If Lalchand Rajput, as Zimbabwe’s coach, is required to tour Pakistan with his team, what New Delhi tells him is that he shouldn’t, given that there’s this thing about inviting trouble. Or words to much the same effect. And we get to know of it only after the Africans fetch up in India’s neighbouring country minus their tutor, which stirs curiosity and fuels comments, though you get the hang of the complications in Indo-Pak relations and that, of course, is something to share with your coffee house chums.
Not that anyone harbours any illusions that everything has ever really been hunky-dory. The chums add their own bits to the narrative, leaving you wondering what things were like when Pakistan too was, well, India. An inalienable part of it, in fact. But that was a long while ago and, in the none too distant past, Pakistan’s shooting squad found themselves barred from a world championship that New Delhi hosted.

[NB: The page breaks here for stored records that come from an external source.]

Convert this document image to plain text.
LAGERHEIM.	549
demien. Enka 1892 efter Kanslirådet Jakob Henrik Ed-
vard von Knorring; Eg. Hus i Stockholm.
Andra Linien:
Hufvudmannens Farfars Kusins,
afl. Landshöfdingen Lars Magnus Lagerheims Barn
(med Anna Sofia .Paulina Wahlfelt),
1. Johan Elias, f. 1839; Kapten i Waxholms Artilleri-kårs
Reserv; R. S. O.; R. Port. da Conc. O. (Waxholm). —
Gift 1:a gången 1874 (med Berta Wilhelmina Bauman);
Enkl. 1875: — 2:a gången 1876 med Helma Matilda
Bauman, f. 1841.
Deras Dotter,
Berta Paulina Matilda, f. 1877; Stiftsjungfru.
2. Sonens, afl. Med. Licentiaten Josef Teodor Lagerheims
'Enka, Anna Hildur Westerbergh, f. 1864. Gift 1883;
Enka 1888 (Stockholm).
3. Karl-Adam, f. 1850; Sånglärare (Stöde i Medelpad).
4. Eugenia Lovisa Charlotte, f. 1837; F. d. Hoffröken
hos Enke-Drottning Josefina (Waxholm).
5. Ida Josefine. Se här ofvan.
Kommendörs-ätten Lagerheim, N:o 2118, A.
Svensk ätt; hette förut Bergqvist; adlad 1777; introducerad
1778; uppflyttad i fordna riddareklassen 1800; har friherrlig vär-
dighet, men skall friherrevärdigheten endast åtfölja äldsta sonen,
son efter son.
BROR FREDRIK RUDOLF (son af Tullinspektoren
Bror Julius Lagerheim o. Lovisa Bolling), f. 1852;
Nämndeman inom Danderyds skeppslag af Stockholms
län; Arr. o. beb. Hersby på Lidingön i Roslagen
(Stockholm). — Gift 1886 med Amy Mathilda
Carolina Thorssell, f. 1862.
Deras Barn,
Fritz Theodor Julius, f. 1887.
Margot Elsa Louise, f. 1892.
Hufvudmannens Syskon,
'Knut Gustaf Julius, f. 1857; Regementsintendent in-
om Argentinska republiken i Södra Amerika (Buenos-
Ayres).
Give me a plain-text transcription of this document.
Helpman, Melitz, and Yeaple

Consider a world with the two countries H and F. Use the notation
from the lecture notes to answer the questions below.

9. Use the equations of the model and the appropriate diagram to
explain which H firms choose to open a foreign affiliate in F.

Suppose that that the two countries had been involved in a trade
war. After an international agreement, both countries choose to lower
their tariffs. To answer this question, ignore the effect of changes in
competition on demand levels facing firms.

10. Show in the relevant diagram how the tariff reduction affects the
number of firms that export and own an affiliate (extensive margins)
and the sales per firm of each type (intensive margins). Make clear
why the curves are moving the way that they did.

India copped it rather badly in consequence, of course, given that no governing body would want sport’s never-stopping wheels being stalled in any way, but if the Indian Olympic Association was obliged to turn stones and explore avenues galore to square themselves with global high-ups, official India betrayed no contrition. Truth to tell, Pakistan seldom fails to get India’s ~ and a lot of Indians’ ~ dander up.

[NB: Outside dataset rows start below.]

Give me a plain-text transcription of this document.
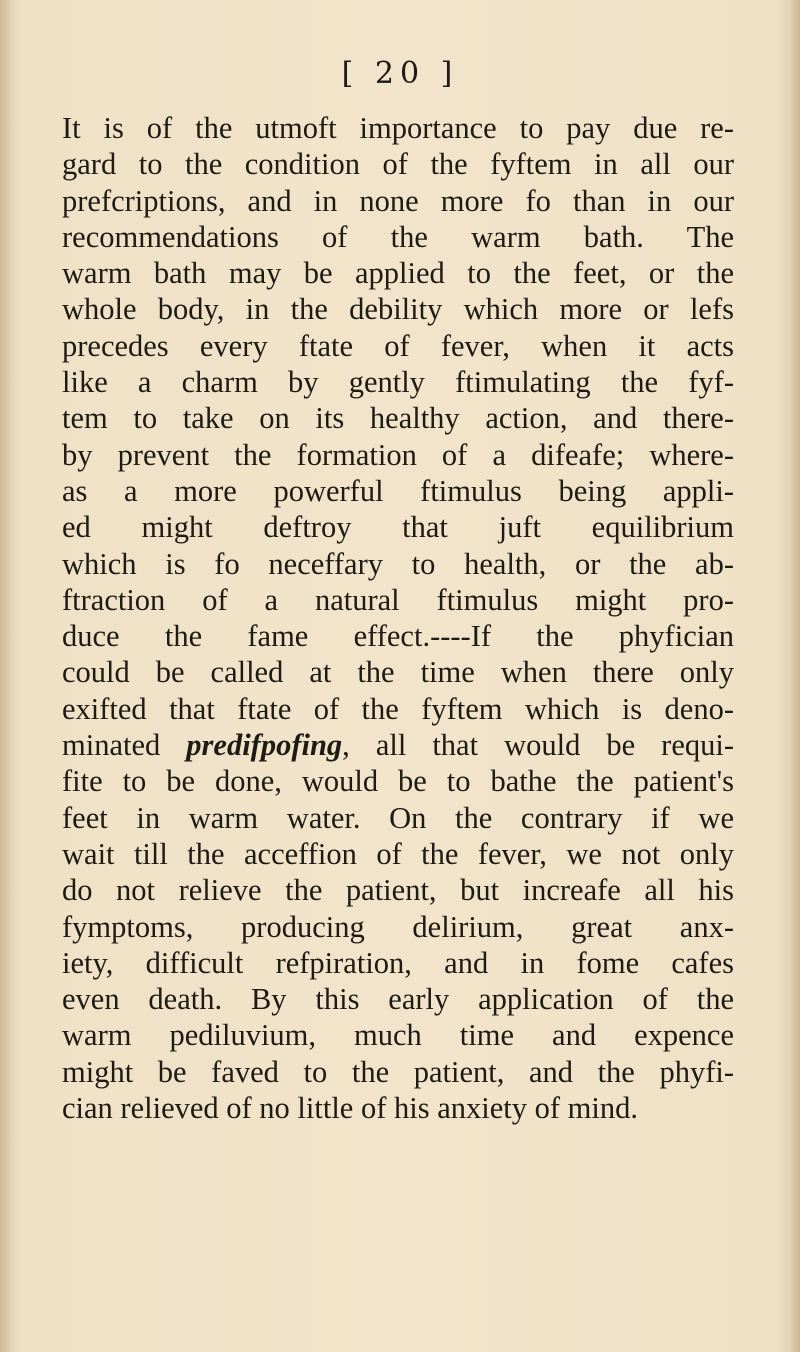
[ 20 ]
It is of the utmoft importance to pay due re-
gard to the condition of the fyftem in all our
prefcriptions, and in none more fo than in our
recommendations of the warm bath. The
warm bath may be applied to the feet, or the
whole body, in the debility which more or lefs
precedes every ftate of fever, when it acts
like a charm by gently ftimulating the fyf-
tem to take on its healthy action, and there-
by prevent the formation of a difeafe; where-
as a more powerful ftimulus being appli-
ed might deftroy that juft equilibrium
which is fo neceffary to health, or the ab-
ftraction of a natural ftimulus might pro-
duce the fame effect.----If the phyfician
could be called at the time when there only
exifted that ftate of the fyftem which is deno-
minated predifpofing, all that would be requi-
fite to be done, would be to bathe the patient's
feet in warm water. On the contrary if we
wait till the acceffion of the fever, we not only
do not relieve the patient, but increafe all his
fymptoms, producing delirium, great anx-
iety, difficult refpiration, and in fome cafes
even death. By this early application of the
warm pediluvium, much time and expence
might be faved to the patient, and the phyfi-
cian relieved of no little of his anxiety of mind.
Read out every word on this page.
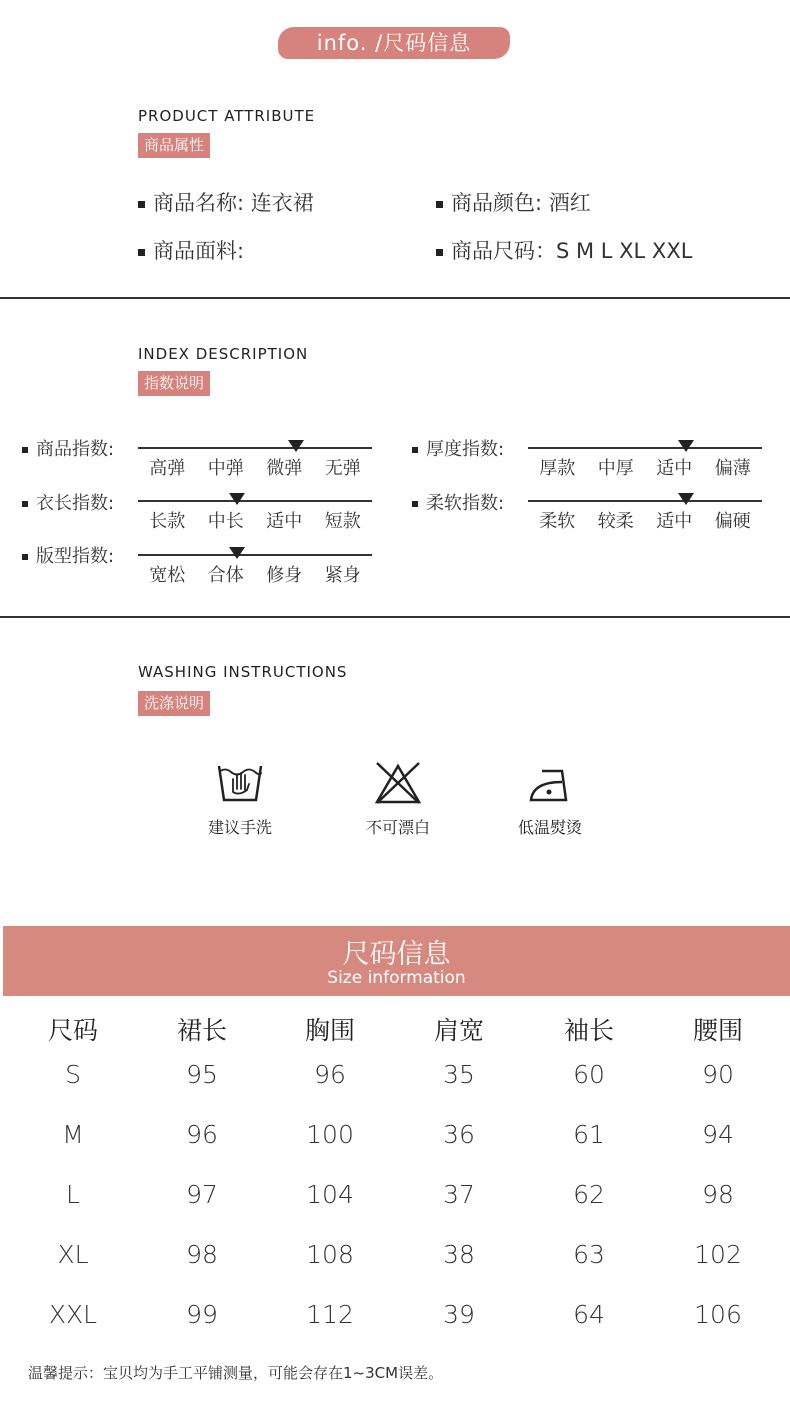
info. /尺码信息
PRODUCT ATTRIBUTE
商品属性
商品名称: 连衣裙	商品颜色: 酒红
商品面料:	商品尺码：S M L XL XXL
INDEX DESCRIPTION
指数说明
商品指数:
高弹	中弹	微弹	无弹
厚度指数:
厚款	中厚	适中	偏薄
衣长指数:
长款	中长	适中	短款
柔软指数:
柔软	较柔	适中	偏硬
版型指数:
宽松	合体	修身	紧身
WASHING INSTRUCTIONS
洗涤说明
建议手洗	不可漂白	低温熨烫
尺码信息
Size information
尺码	裙长	胸围	肩宽	袖长	腰围
S	95	96	35	60	90
M	96	100	36	61	94
L	97	104	37	62	98
XL	98	108	38	63	102
XXL	99	112	39	64	106
温馨提示：宝贝均为手工平铺测量，可能会存在1~3CM误差。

If we had a patriotism test at any level, hatred for Pakistan would be one of its major areas of scrutiny, certainly when exaggeratedly jingoistic regimes call the shots. Which is why Pakistan has begun its administrative spadework for October 2021’s Twenty20 World Cup, to be hosted by India, as early as October 2020.
“We run up against all sorts of problems trying to go to India, you see,” it has told the International Cricket Council, adding, for good measure, that the ICC has to take up with India the little matter of visas for its tour contingent. Not that the selections are to be made overnight.
Remarkably matter-of-fact in his statement on the way things are, Pakistan Cricket Board chief executive officer Wasim Khan has let it be known that there won’t be any bilateral series in the foreseeable future. Not on your nelly. The Indian board, he says, has to secure the crucial go-ahead from the government in New Delhi, the tactfully glossed-over implication being that it won’t come through like water out of a tap unless it’s worked for strenuously and persistently, with bureaucracy finding support in official policy.
But the World Cup is a much bigger show and an India, required to let all teams come and put them up, being difficult about Pakistan can’t fail to be spoken ill of. And the longer it drags on, the worse will be the hostility. Pakistan has hit upon a crackerjack ploy.